Should that "something" be MCP? Reasonable people can disagree on that. Works well enough right now to get done what people need done I suppose.
I'm tickled pink that this generation imagines "old Unix dudes" as pedantic, when Unix was the ultimate "move fast and break things" rebellion against the MIT school. Some things never change :-)
Yes, the protocol is not necessarily "enterprise ready" by various definitions, but as the author points out, this is not terribly important, and the history of standards shows us that even messy and "bad" things get widespread adoption because they hit the right notes at the right time for the right people.
That allows already for self discovery etc.
Everyone who will offer mcp offers a good API anyway.
We don't need packages or functions, we can just write the code ourselves, every time it's needed.
We don't need compilers, the computer understands assembly already.
It's a mismatch of use - MCP isn't about telling the LLM about the APIs.
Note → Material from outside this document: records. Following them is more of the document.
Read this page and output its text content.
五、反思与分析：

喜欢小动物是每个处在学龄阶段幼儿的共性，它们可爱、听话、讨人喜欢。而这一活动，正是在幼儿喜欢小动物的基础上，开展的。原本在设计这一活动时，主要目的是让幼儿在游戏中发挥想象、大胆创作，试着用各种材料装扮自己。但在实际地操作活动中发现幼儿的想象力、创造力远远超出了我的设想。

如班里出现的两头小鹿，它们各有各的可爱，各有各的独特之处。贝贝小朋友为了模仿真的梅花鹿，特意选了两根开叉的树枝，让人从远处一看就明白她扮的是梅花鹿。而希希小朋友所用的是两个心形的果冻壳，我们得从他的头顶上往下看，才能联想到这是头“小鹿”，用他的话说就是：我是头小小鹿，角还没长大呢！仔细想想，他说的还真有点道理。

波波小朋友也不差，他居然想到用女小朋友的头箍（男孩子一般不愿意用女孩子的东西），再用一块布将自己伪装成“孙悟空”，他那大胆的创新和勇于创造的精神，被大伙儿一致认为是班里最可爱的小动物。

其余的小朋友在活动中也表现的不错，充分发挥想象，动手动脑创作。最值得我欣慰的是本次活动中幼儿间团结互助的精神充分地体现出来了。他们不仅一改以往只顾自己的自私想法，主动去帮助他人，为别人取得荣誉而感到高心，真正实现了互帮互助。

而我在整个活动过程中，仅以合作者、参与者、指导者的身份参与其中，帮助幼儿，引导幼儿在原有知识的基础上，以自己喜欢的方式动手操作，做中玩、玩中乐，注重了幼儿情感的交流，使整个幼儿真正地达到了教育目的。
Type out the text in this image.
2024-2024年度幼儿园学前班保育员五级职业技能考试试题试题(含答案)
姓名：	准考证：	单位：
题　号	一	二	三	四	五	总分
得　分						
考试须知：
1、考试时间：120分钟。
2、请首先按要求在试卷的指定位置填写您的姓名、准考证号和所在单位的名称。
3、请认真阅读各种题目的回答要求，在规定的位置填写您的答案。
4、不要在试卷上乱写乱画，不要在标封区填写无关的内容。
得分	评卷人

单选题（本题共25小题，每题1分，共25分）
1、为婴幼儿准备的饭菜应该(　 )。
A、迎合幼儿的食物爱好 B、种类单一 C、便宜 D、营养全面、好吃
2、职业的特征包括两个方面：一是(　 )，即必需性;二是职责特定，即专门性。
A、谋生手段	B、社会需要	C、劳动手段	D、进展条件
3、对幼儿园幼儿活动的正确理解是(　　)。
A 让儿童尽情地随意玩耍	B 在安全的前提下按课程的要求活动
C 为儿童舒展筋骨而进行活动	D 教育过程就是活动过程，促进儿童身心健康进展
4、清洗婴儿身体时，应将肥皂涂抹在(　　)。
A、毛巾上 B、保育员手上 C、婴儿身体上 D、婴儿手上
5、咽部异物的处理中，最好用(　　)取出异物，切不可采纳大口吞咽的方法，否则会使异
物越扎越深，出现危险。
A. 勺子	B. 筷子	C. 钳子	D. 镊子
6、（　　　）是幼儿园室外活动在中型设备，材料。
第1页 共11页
It's also about encapsulating and simplifying them so the LLM isn't manually figuring them out every single time from scratch.
1. There's less bikeshedding for the authors about whether modifying a field in a user object should be a PUT or a POST replacing the original user object. I've spent a non-trivial amount of time bikeshedding over REST verbs.
2. LLMs don't need to understand the REST semantics of the API. It can just look at available RPC methods and make the RPC call it thinks will work.
I think that's really it.
Vaguely seems like a Visa-Mastercard duopoly.